Ask before ordering: Unsuspecting diners get more than they expected
A friend passed along a story about her daughter, Gayle, visiting a tapas restaurant in Seville, Spain, where she and some friends are on a study-abroad program.
One of the little dishes they ordered was huevas, which they thought was a misspelling of huevos, which means eggs in proper Spanish.
(Eggs are a popular tapas item, although they’re usually served as a tortilla – which, to American eyes, is a frittata, not a bread. It does get confusing.)
Anyway, the huevas came and the girls began eating. The eggs tasted like fish.
“As the small pieces crumbled in my mouth,” Gayle wrote to her mom, “I thought, ‘This is really a strange dish.’” Only after everyone had eaten some did one of the girls suggest the huevas might have been fish eggs.
When the waiter said, “No, no, not fish eggs,” they were quite relieved – until he added, “Fish ovaries!”
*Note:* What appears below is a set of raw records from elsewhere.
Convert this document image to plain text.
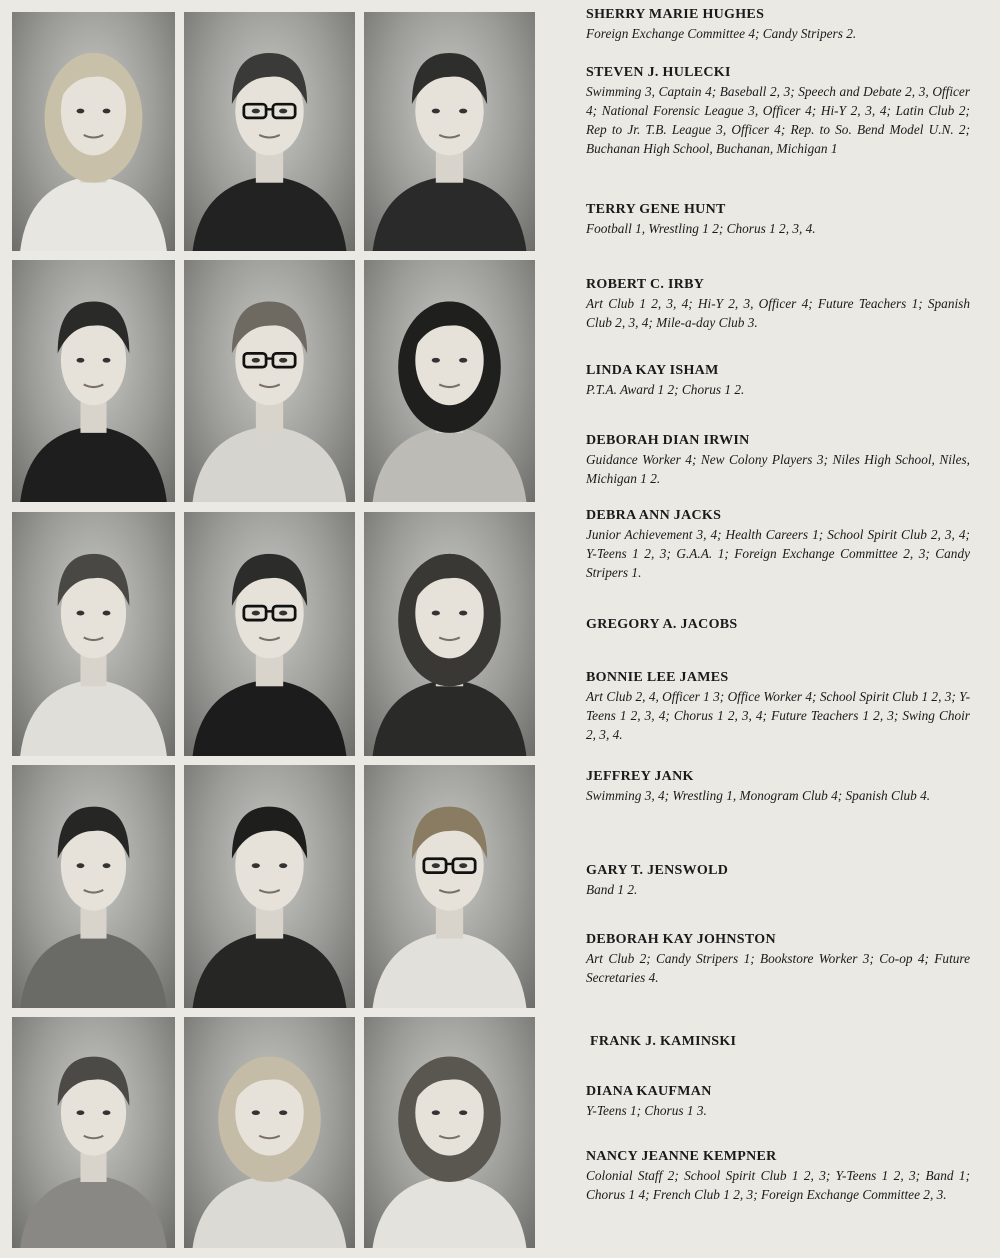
SHERRY MARIE HUGHES
Foreign Exchange Committee 4; Candy Stripers 2.
STEVEN J. HULECKI
Swimming 3, Captain 4; Baseball 2, 3; Speech and Debate 2, 3, Officer 4; National Forensic League 3, Officer 4; Hi-Y 2, 3, 4; Latin Club 2; Rep to Jr. T.B. League 3, Officer 4; Rep. to So. Bend Model U.N. 2; Buchanan High School, Buchanan, Michigan 1
TERRY GENE HUNT
Football 1, Wrestling 1 2; Chorus 1 2, 3, 4.
ROBERT C. IRBY
Art Club 1 2, 3, 4; Hi-Y 2, 3, Officer 4; Future Teachers 1; Spanish Club 2, 3, 4; Mile-a-day Club 3.
LINDA KAY ISHAM
P.T.A. Award 1 2; Chorus 1 2.
DEBORAH DIAN IRWIN
Guidance Worker 4; New Colony Players 3; Niles High School, Niles, Michigan 1 2.
DEBRA ANN JACKS
Junior Achievement 3, 4; Health Careers 1; School Spirit Club 2, 3, 4; Y-Teens 1 2, 3; G.A.A. 1; Foreign Exchange Committee 2, 3; Candy Stripers 1.
GREGORY A. JACOBS
BONNIE LEE JAMES
Art Club 2, 4, Officer 1 3; Office Worker 4; School Spirit Club 1 2, 3; Y-Teens 1 2, 3, 4; Chorus 1 2, 3, 4; Future Teachers 1 2, 3; Swing Choir 2, 3, 4.
JEFFREY JANK
Swimming 3, 4; Wrestling 1, Monogram Club 4; Spanish Club 4.
GARY T. JENSWOLD
Band 1 2.
DEBORAH KAY JOHNSTON
Art Club 2; Candy Stripers 1; Bookstore Worker 3; Co-op 4; Future Secretaries 4.
FRANK J. KAMINSKI
DIANA KAUFMAN
Y-Teens 1; Chorus 1 3.
NANCY JEANNE KEMPNER
Colonial Staff 2; School Spirit Club 1 2, 3; Y-Teens 1 2, 3; Band 1; Chorus 1 4; French Club 1 2, 3; Foreign Exchange Committee 2, 3.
The Spanish dictionaries I checked say huevas does mean roe or fish eggs, but the waiter might have been using a more colloquial definition.
Either way, the girls didn’t get what they thought they were ordering.
When it comes to food, that’s rarely a good thing.
If there’s a lesson in their story – other than not ordering eggs in bars – it’s that asking questions when you’re not sure about the menu is always the best policy.
Restaurants are constantly bringing diners new ingredients, new techniques and new versions of familiar dishes. At the same time, menus are using more and more foreign food words without a hint of their meaning. And there’s virtually no way to keep up with it all unless you’re a Food Network or food magazine addict.
Yet, for fear of looking unsophisticated, many diners are reluctant to ask the server to describe an unfamiliar ingredient or explain how a dish is prepared.
They’re afraid they’re the only one at the table who has never tasted pork belly or sunchokes or dinosaur kale. They think everyone else knows what confit and gremolata and gastrique are.
Here’s the secret: Nine out of 10 people don’t. And furthermore, that’s just fine.
Asking questions about the menu is not only fun and empowering, it’s your best defense against a meal you won’t enjoy.
If you aren’t familiar with aioli, for example, asking your waiter to describe it will save your sandwich from ruin if you hate mayonnaise.
Learning that pork belly is a chunk of unsliced bacon that’s cooked gently for hours in oil or broth should tell you to expect a very fatty, rich piece of meat.
And learning that huevas are fish ovaries would let you order something – anything – else.